For years, David — the eldest child — had to endure being described as Richard Dimbleby’s son, long after many viewers had forgotten Dimbleby Sr (who died in 1965).

So far as I know, David never resented that. In fact, he has been a proud defender of his father’s memory. Perhaps the old man taught him something of his effortless ease around politician­s.

There have been memorable moments already this year on Question Time, including his recent ejection of a Left-wing member of the public who was making a nuisance of himself. This won cheers and it should, one hopes, be a caution to QT producers not to try to whip their audiences into a frenzy.

A production assistant once confessed to me that QT selects audience members for the vehemence of their views, as the shouting is ‘good telly’. Dimbleby may have taken a more mature view that it just made the show look oafish.

Tease

Then there was the time he tried lightly to tease Tory MP Jacob Rees-Mogg for being pukka, and Rees-Mogg replied that he had been at Eton with one of Dimbleby’s sons. Dimbleby took the riposte well. He could laugh at himself.

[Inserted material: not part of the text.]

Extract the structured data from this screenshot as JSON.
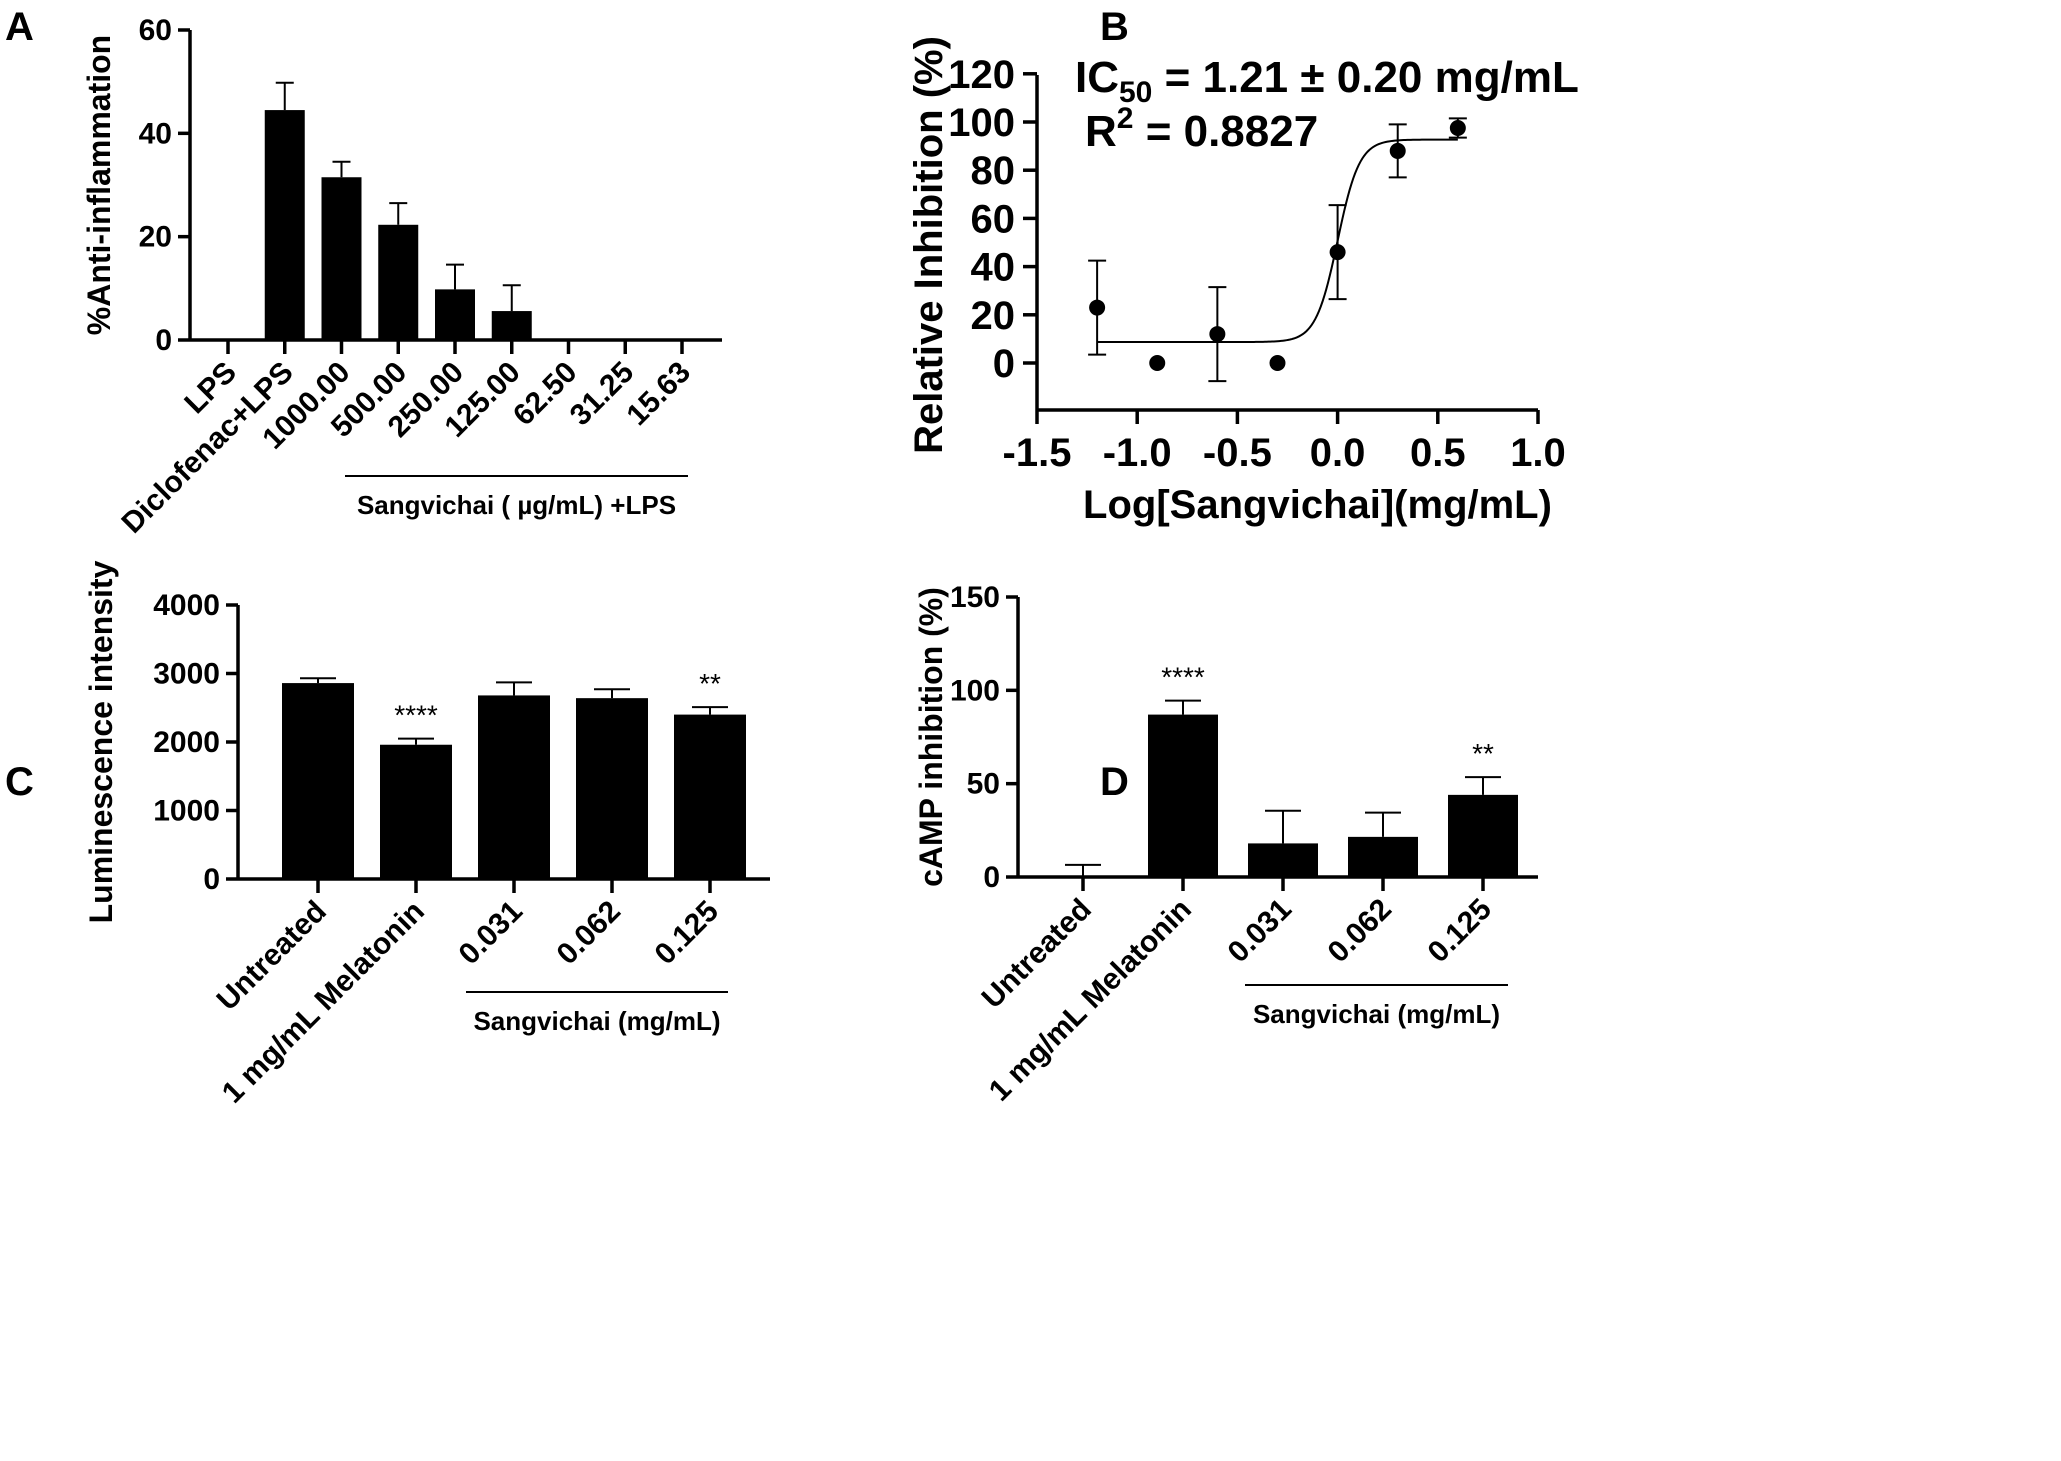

Some Brexiteers and some Labour supporters claimed Dimbleby was a wet Tory. But it is hard to make a convincing charge of bias against him from what he said in the studio.

For someone who spent so many hours in front of a live camera, he managed to keep his personal views remarkably quiet. And when he announced the result of the EU referendum in 2016, it wasn’t possible to tell what he felt about it. His performanc­e was spotless.

Dignified, profession­al, reassuring­ly avuncular, he has been a steadying presence at our great national occasions and through some years of tempestuou­s politics. The BBC will miss him badly.

The nation should, too, for he is one of the last of the generation of broadcaste­rs of genuine stature who reassure us that we are celebratin­g or mourning together.

That kind of presence is sometimes only appreciate­d when it is absent, as with the Queen’s Diamond Jubilee river pageant in 2012, almost spoiled by the inanity of much younger BBC presenters. And if there is one thing David Dimbleby has never been, it’s inane.